マピンターズボーン

スター・ウォーズ エピソード3/シスの復讐のマピンターズボーンのレビュー・感想・評価

4.3
【今一度あなた達に問いたい】

EP1ではゴールデンラズベリー賞の最低助演男優賞にジャー・ジャー・ビンクス。
そしてEP2では最低脚本賞と最低助演男優賞に青年アナキン役のヘイデン・クリステンセンと不名誉な賞をW受賞してしまったジョージ・ルーカス。
徐々に暗黒面に落ちていくジョージ・ルーカスを見て僕はアナキンやルーク以上に彼の身を案じました。
そして今作でもヘイデン・クリステンセンが最低助演男優賞を受賞。

旧3部作のファンのブーイングにより案の定ダークサイドに落ちてしまったジョージ・ルーカスはEP7でディズニー買収に乗り物語を放棄してしまいます。
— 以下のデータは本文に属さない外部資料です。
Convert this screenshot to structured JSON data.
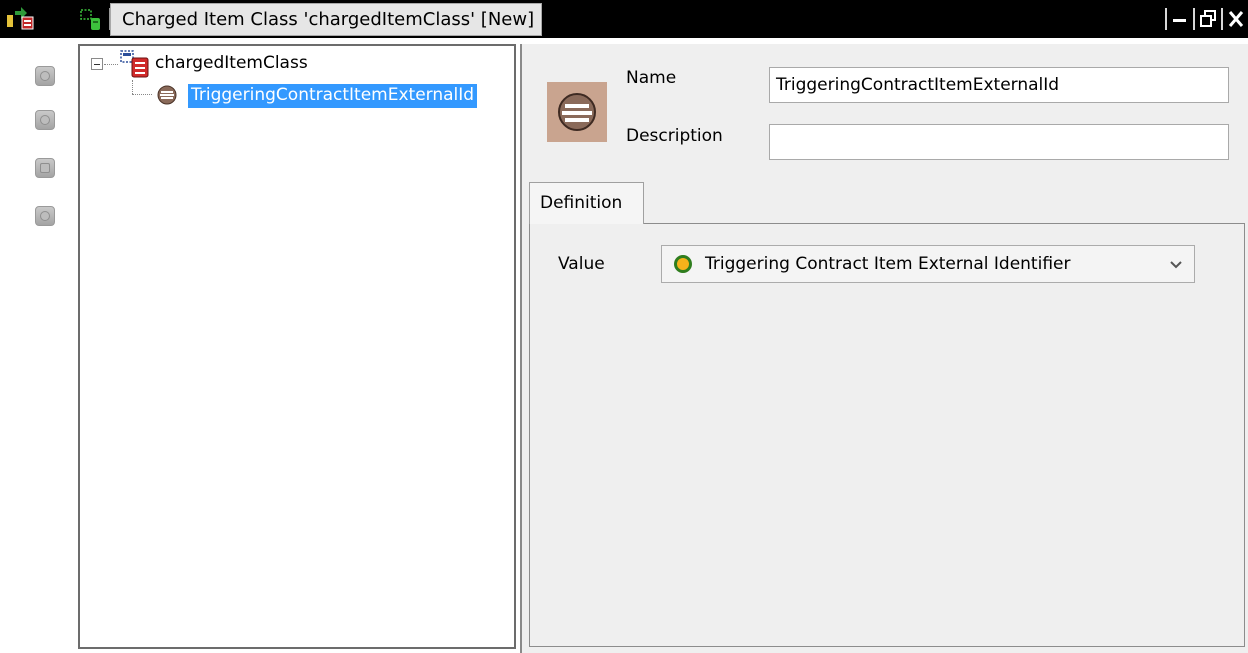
{
  "window": {
    "title": "Charged Item Class 'chargedItemClass' [New]",
    "controls": {
      "minimize": "minimize",
      "restore": "restore",
      "close": "close"
    }
  },
  "toolbar": {
    "buttons": [
      {
        "icon": "field-icon"
      },
      {
        "icon": "formula-icon"
      },
      {
        "icon": "table-icon"
      },
      {
        "icon": "globe-icon"
      }
    ]
  },
  "tree": {
    "root": {
      "label": "chargedItemClass",
      "icon": "charged-item-class-icon",
      "expanded": true
    },
    "children": [
      {
        "label": "TriggeringContractItemExternalId",
        "icon": "field-icon",
        "selected": true
      }
    ]
  },
  "detail": {
    "name_label": "Name",
    "name_value": "TriggeringContractItemExternalId",
    "description_label": "Description",
    "description_value": "",
    "tabs": [
      {
        "label": "Definition",
        "active": true
      }
    ],
    "definition": {
      "value_label": "Value",
      "value_selected": "Triggering Contract Item External Identifier"
    }
  },
  "colors": {
    "selection": "#3399ff",
    "titlebar": "#000000",
    "panel_bg": "#efefef",
    "value_dot_fill": "#f6b21b",
    "value_dot_ring": "#2f7d1e"
  }
}
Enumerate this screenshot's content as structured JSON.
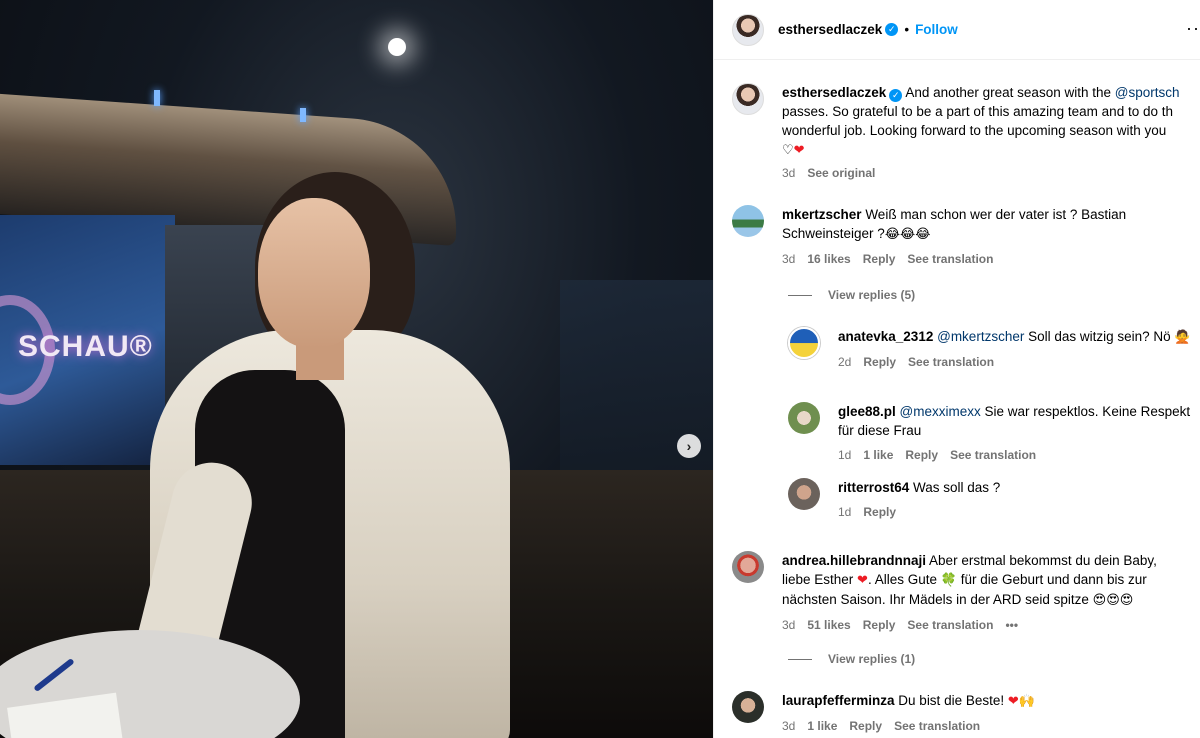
{
  "post": {
    "author": "esthersedlaczek",
    "follow_label": "Follow",
    "dot": "•",
    "more": "···",
    "next_arrow": "›"
  },
  "photo": {
    "logo_text": "SCHAU®"
  },
  "caption": {
    "username": "esthersedlaczek",
    "text_1": "And another great season with the ",
    "mention": "@sportsch",
    "text_2": "passes. So grateful to be a part of this amazing team and to do th",
    "text_3": "wonderful job. Looking forward to the upcoming season with you",
    "emoji": "♡",
    "emoji2": "❤",
    "time": "3d",
    "see_original": "See original"
  },
  "comments": [
    {
      "username": "mkertzscher",
      "text": "Weiß man schon wer der vater ist ? Bastian Schweinsteiger ?",
      "emoji": "😂😂😂",
      "time": "3d",
      "likes": "16 likes",
      "reply": "Reply",
      "translate": "See translation",
      "view_replies": "View replies (5)"
    },
    {
      "username": "andrea.hillebrandnnaji",
      "text_1": "Aber erstmal bekommst du dein Baby, liebe Esther ",
      "heart": "❤",
      "text_2": ". Alles Gute ",
      "clover": "🍀",
      "text_3": " für die Geburt und dann bis zur nächsten Saison. Ihr Mädels in der ARD seid spitze ",
      "emoji": "😍😍😍",
      "time": "3d",
      "likes": "51 likes",
      "reply": "Reply",
      "translate": "See translation",
      "more": "•••",
      "view_replies": "View replies (1)"
    },
    {
      "username": "laurapfefferminza",
      "text": "Du bist die Beste! ",
      "heart": "❤",
      "emoji": "🙌",
      "time": "3d",
      "likes": "1 like",
      "reply": "Reply",
      "translate": "See translation"
    }
  ],
  "replies": [
    {
      "username": "anatevka_2312",
      "mention": "@mkertzscher",
      "text": " Soll das witzig sein? Nö ",
      "emoji": "🙅",
      "time": "2d",
      "reply": "Reply",
      "translate": "See translation"
    },
    {
      "username": "glee88.pl",
      "mention": "@mexximexx",
      "text": " Sie war respektlos. Keine Respekt für diese Frau",
      "time": "1d",
      "likes": "1 like",
      "reply": "Reply",
      "translate": "See translation"
    },
    {
      "username": "ritterrost64",
      "text": " Was soll das ?",
      "time": "1d",
      "reply": "Reply"
    }
  ]
}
そして今もSWシリーズは旧3部作派と新3部作派に分かれて悲しくも同じファンでありながら不毛な争いが続いている。

内容はこうだ。

旧3部作派
・CGだよりの新3部作はキャラも脚本も薄い。
・ジャージャーうざい。
・中学生レベルの恋愛シーンいる?
・レースとか長すぎでしょ。
・グーフィーうざい。

新3部作派
・昔過ぎて映像しょぼすぎ。
・レイア姫がちょっと...
・殺陣に全然迫力がない。
・ボバ・フェット簡単に死にすぎww
・ジャージャーうざい。

なぜだろう?あなたたちは本当にSWシリーズが好きなのだろうか?
あなたの中だけで理想化したSWを追い求めてないだろうか?
いやもちろん無条件にその作品を愛せとは言わない。
納得いかない箇所も多々あるだろう。
ただ条件反射的にクソ認定してしまうのはどうだろうか?
これはお互いに歩みよる姿勢を見せない親世代と子世代の不毛な争いにも通じるのではないだろうか?

これだから最近の若者は...
これだから老害は...
これだから男は...
これだから女は...


いや。そうではないはずだ

旧の良さがあるから新へ繋がるのであって
新の良さがあるから旧への感謝に繋がるのではないだろうか?

このEP3は旧3部作の始まりであるEP4と結びつく重要な作品である。
そう。普段いがみ合っている新旧世代
いわば父と子が結びつく貴重な作品なのだ。

僕はシスの復讐に次々に敗れ去るジェダイを涙なしに観ることができなかった。
ここまで悲しい師弟対決があっただろうか?
ここまで無残に散る勇士があっただろうか?
ここまで悲しい愛の物語があっただろうか?
アナキン、パドメ、ジェダイの勇士が崩れ、変えることの出来ない運命にただひたすら顔を覆うしかなかった。


しかしこの屈辱。この屈辱。そして悲しみと犠牲があるからこそEP4であるルークという「新たなる希望」に繋がりその希望に人々は歓喜するのではないだろうか?

そして忘れてはいけない。
新三部作とは言えすでに15年の月日が立ち

ニューエイジとなる三部作では新旧をリアルタイムで見てこなかった世代が入ってくるわけだ。この世代からすると新三部作でさえ映像に満足できない世代なわけだ。


僕はあなた達に問う。

新旧世代ともに手をつなぎニューエイジと同じ感動を味わうのか
また異世代と不毛な争いを繰り返すのか

あなたはどちらですか?

さぁ僕たちでジョージ・ルーカスをダークサイドから救おうじゃないですか。